Tesadüf mü? Bilemiyorum ama, yazar 1912 yılında 2013 yılı dünyasının halini ve bizlerin yaşayacaklarını kurgulamış adata.
Yine kitabın sunuş kısmında bizi bize anlatan bölüm ise şöyle der: 1912 yılında ilk basımı yayınlanan Kızıl Veba adlı romanda, 2013 patlak veren küresel çapta bir salgının insan ırkının neredeyse tamamını yeryüzünden sildiği, ilkel yaşamın geri döndüğü, gerçekleşmesi son derece muhtemel bir “yeni” dünya tasavvur eder. Hikaye boyunca, inşa etmekle övündüğümüz uygarlığı, toplumsal düzenin ve devletin aslında ne kadar kırılgan olduğu: azınlığın zenginliğinin dünyayı yönettiği, geri kalanların ise gönüllü kölelik düzenine rıza gösterdiğini…

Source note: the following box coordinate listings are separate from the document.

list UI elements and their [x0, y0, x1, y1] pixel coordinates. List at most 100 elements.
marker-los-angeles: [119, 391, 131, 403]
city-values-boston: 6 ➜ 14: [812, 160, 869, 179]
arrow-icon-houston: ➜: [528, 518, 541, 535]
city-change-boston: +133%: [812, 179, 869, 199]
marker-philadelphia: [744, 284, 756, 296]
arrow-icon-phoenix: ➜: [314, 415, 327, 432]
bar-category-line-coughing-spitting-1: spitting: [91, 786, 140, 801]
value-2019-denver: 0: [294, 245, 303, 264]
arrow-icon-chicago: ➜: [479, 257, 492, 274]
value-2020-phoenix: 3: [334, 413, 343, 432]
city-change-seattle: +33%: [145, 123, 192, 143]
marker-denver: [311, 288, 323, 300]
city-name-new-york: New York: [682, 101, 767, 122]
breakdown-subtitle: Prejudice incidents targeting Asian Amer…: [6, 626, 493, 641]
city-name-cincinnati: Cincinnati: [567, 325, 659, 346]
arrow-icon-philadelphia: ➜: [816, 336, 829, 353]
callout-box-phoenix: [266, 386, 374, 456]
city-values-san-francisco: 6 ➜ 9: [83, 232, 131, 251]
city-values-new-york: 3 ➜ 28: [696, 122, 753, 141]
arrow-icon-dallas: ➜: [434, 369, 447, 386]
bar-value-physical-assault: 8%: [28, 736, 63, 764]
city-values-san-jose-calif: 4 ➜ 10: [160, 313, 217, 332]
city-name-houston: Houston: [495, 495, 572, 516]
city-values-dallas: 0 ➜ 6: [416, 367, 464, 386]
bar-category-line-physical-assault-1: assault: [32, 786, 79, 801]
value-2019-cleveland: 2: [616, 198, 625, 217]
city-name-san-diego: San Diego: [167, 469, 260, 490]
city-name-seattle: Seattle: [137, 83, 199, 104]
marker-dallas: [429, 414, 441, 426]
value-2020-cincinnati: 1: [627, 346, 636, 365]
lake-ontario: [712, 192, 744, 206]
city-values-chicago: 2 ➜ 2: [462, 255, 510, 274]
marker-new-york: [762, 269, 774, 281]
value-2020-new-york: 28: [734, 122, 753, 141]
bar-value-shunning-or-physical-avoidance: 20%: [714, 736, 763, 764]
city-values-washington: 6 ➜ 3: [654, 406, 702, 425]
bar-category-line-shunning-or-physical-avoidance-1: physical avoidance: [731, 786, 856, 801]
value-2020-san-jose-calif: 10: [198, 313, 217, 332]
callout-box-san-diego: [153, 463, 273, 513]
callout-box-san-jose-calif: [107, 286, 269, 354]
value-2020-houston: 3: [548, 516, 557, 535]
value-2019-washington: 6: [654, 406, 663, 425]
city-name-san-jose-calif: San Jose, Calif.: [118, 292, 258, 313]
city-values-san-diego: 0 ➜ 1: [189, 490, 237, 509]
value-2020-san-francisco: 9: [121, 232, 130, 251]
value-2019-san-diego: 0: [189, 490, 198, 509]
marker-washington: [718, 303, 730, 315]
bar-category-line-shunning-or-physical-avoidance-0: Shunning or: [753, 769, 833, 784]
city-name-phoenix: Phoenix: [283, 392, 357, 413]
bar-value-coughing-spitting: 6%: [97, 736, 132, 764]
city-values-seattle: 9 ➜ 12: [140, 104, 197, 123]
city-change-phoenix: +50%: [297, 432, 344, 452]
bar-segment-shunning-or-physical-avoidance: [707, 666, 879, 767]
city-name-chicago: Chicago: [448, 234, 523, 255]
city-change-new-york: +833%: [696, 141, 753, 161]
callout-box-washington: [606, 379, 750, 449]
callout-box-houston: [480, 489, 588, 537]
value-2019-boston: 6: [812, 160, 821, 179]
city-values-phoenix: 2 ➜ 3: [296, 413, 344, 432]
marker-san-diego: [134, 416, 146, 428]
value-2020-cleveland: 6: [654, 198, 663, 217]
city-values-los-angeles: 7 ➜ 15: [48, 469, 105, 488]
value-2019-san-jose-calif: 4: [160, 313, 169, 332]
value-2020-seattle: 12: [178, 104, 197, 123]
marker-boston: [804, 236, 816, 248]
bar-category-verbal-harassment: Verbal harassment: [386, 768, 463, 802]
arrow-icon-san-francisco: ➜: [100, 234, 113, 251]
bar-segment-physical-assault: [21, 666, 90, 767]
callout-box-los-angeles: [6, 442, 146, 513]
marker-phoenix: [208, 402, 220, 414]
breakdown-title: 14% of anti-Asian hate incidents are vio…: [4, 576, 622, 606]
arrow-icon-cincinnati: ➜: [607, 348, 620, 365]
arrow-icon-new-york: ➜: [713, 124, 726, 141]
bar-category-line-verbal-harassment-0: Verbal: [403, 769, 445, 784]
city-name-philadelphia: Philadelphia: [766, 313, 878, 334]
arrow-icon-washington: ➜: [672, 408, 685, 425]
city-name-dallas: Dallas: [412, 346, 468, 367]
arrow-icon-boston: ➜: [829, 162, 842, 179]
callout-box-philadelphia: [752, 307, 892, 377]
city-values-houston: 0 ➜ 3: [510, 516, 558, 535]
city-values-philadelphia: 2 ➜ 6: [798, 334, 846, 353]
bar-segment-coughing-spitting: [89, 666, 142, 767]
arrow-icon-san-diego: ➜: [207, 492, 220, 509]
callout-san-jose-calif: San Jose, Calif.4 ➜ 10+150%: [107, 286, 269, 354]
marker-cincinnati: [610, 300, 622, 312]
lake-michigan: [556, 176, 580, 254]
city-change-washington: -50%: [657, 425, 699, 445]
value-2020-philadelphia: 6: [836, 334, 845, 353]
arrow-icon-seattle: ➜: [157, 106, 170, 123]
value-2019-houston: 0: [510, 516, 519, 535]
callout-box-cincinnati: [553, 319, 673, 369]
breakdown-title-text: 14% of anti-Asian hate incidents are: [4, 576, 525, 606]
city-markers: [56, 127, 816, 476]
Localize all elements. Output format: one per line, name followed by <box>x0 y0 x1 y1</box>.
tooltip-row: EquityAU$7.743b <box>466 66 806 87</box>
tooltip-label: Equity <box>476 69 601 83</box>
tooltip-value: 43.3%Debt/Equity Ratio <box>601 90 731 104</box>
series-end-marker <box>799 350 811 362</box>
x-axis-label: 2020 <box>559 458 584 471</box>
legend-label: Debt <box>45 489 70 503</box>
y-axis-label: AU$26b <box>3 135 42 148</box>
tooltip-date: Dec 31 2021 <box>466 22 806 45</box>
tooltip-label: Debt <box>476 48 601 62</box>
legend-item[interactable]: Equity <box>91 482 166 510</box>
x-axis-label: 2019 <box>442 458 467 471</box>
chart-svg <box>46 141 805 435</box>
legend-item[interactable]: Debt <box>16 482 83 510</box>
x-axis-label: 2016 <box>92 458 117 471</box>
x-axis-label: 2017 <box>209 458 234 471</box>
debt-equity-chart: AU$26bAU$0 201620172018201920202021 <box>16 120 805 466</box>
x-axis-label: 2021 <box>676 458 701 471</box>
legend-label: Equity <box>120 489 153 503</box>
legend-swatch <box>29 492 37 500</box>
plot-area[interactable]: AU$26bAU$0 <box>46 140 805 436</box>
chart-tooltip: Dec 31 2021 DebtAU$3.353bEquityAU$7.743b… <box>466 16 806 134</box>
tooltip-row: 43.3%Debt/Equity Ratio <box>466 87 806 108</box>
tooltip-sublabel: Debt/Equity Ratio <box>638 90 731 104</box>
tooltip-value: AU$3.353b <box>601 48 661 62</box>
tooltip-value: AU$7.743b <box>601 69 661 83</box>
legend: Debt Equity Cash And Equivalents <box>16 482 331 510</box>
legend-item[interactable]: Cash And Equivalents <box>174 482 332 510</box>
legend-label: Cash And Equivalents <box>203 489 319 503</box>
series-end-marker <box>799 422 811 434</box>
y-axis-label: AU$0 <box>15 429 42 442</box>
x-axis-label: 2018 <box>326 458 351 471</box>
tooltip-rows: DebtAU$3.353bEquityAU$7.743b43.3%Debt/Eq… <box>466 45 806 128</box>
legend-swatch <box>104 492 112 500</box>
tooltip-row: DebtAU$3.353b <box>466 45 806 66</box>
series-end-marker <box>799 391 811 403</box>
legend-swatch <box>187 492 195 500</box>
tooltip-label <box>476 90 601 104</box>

Medeniyetimizin orta yerinde, kenar mahallerinde ve işçilerin yaşadığı gettolarda barbar, vahşi bir tür yaratmıştık ve şimdi bu tür afet esnasında bize acımasızca hayvanlar gibi saldırıyor, hepimizi kırıp geçiriyordu. Tabii kendilerini de yok ediyorlardı…!
Dedim ya, Geleceği görmek deli işidir. Buna ancak cesur zihinler cüret edebilir.
Bu koşullar altında insan bedeninin kaldıramadığı bunca riyakarlığı, sahteciliği, şarlatanlığı, yalanı, dolanı, duyarsızlığı, talanı…
Bunca acıyı, yükü, sevgisizliği, hüznü, mutsuzluğu insanın yüreği kaldırır mı?
Bu ülkede ve bu coğrafya da, kaldırır!
Çünkü bu ülkede, hele ki bizim coğrafya da insan yüreği bunlarla yoğruluyor, zamanla acılara da alıştırılıyor.
İşte, Jack London, o günlerden bugünleri görmüş
Bizi, bugünün dünyasını ne güzel tahayyül edip kurgulamış, değil mi?
Ben, bu kitapta beni ve yaşadığım toplumsal düzen(sizliğ)i, adaletsizliği, sevgisizliği mutsuzluğu, riyakarlığı gördüm.